Patronus AI lands $50M to build digital worlds that stress-test AI agents
Patronus AI, a startup creating simulated digital environments to evaluate AI agents, has raised $50 million in Series B funding, bringing total funding to $70 million.

AI agents are becoming more sophisticated, evolving from answering questions to autonomously executing complex multi-step tasks. But before these agents can be trusted to book trips or perform financial analysis, model providers and startups need to ensure they perform reliably across a vast range of scenarios. Patronus AI, founded in 2023 by former Meta researchers Anand Kannappan and Rebecca Qian, helps model makers and companies fine-tune their models by building simulated digital environments to evaluate agent performance.
The San Francisco-based startup has seen significant investor interest.

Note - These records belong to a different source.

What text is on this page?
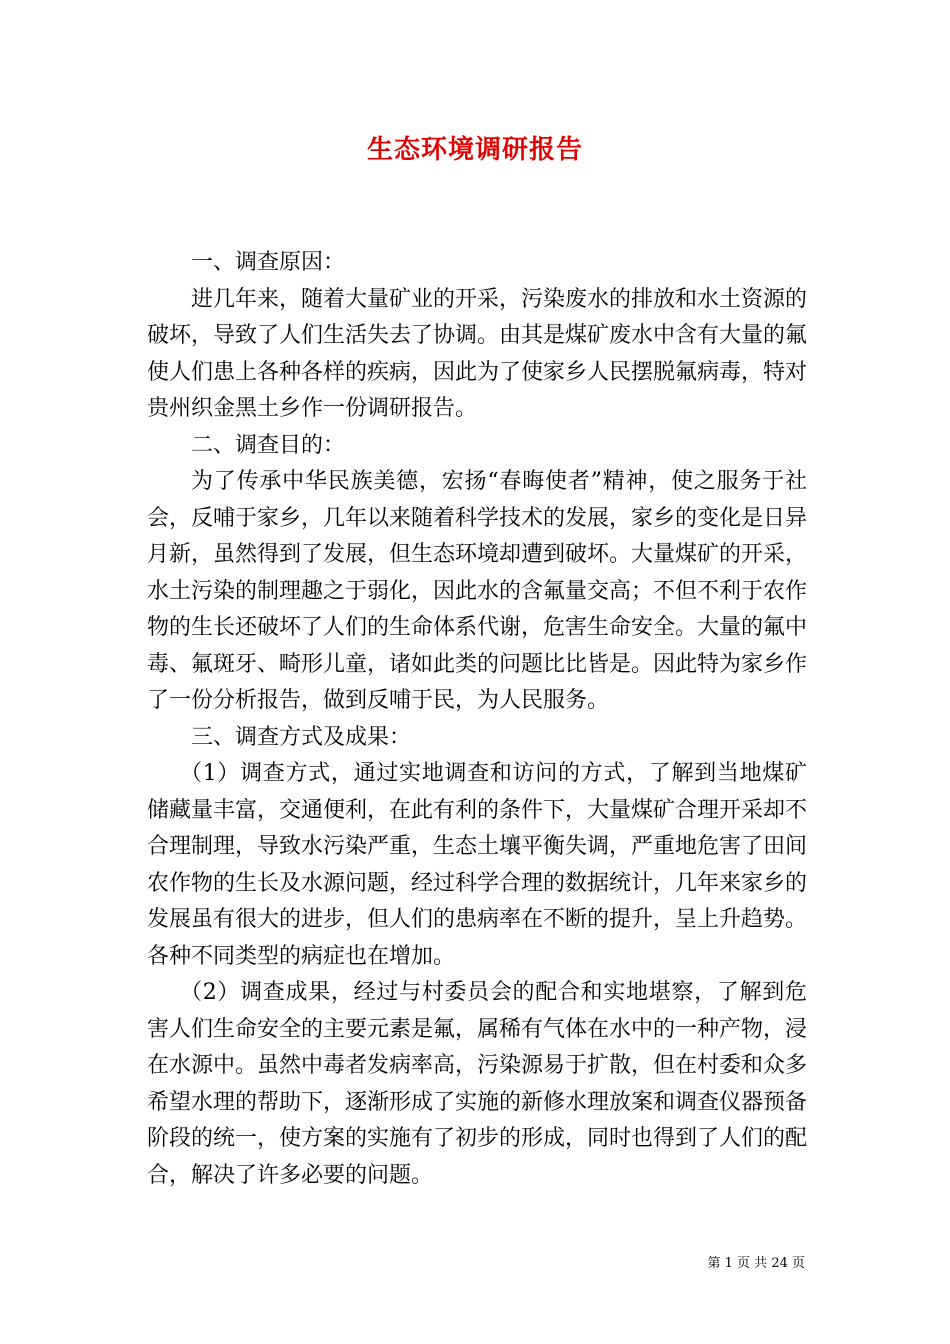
生态环境调研报告

一、调查原因：

进几年来，随着大量矿业的开采，污染废水的排放和水土资源的破坏，导致了人们生活失去了协调。由其是煤矿废水中含有大量的氟使人们患上各种各样的疾病，因此为了使家乡人民摆脱氟病毒，特对贵州织金黑土乡作一份调研报告。

二、调查目的：

为了传承中华民族美德，宏扬“春晦使者”精神，使之服务于社会，反哺于家乡，几年以来随着科学技术的发展，家乡的变化是日异月新，虽然得到了发展，但生态环境却遭到破坏。大量煤矿的开采，水土污染的制理趣之于弱化，因此水的含氟量交高；不但不利于农作物的生长还破坏了人们的生命体系代谢，危害生命安全。大量的氟中毒、氟斑牙、畸形儿童，诸如此类的问题比比皆是。因此特为家乡作了一份分析报告，做到反哺于民，为人民服务。

三、调查方式及成果：

（1）调查方式，通过实地调查和访问的方式，了解到当地煤矿储藏量丰富，交通便利，在此有利的条件下，大量煤矿合理开采却不合理制理，导致水污染严重，生态土壤平衡失调，严重地危害了田间农作物的生长及水源问题，经过科学合理的数据统计，几年来家乡的发展虽有很大的进步，但人们的患病率在不断的提升，呈上升趋势。各种不同类型的病症也在增加。

（2）调查成果，经过与村委员会的配合和实地堪察，了解到危害人们生命安全的主要元素是氟，属稀有气体在水中的一种产物，浸在水源中。虽然中毒者发病率高，污染源易于扩散，但在村委和众多希望水理的帮助下，逐渐形成了实施的新修水理放案和调查仪器预备阶段的统一，使方案的实施有了初步的形成，同时也得到了人们的配合，解决了许多必要的问题。

第 1 页 共 24 页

According to Glenn Solomon, a managing director at Notable Capital, demand for the company's simulated environments is nearly insatiable. Revenue has grown 15-fold over the past year. On Thursday, the company announced a $50 million Series B round led by Greenfield Partners, with participation from Notable Capital, Lightspeed, Datadog, and Samsung. This brings total funding to $70 million.
Patronus uses what it calls 'digital world models' to create replicas of websites and internal systems. In these environments, agents are stress-tested after training using reinforcement learning, which iteratively rewards successful task completion and penalizes errors. AI labs value these simulations because they allow agents to try unpredictable scenarios. The company compares its approach to how Waymo trained autonomous cars by first building synthetic worlds to test vehicles against rare hazards. The difference is that AI agents tend to take shortcuts, causing them to fail tasks correctly. 'Patronus is really good at spotting the hacks and making sure they are holding the models accountable,' Solomon said.
Currently, Patronus provides simulated digital worlds for software engineering and finance, but according to Kannappan, these are just the start. 'Today we're very focused on the problems that are verifiable, but there are a ton more areas that are very non-verifiable or very hard to verify,' he said. 'We want to be able to actually create the environment in which you can operate an agent that can run for 10 hours or 10 days or 10 weeks.' As for competitors, Patronus primarily competes against internal teams at AI labs that evaluate agent behavior. Unlike human-data firms like Mercor and Surge, Patronus evaluates agents without any human involvement.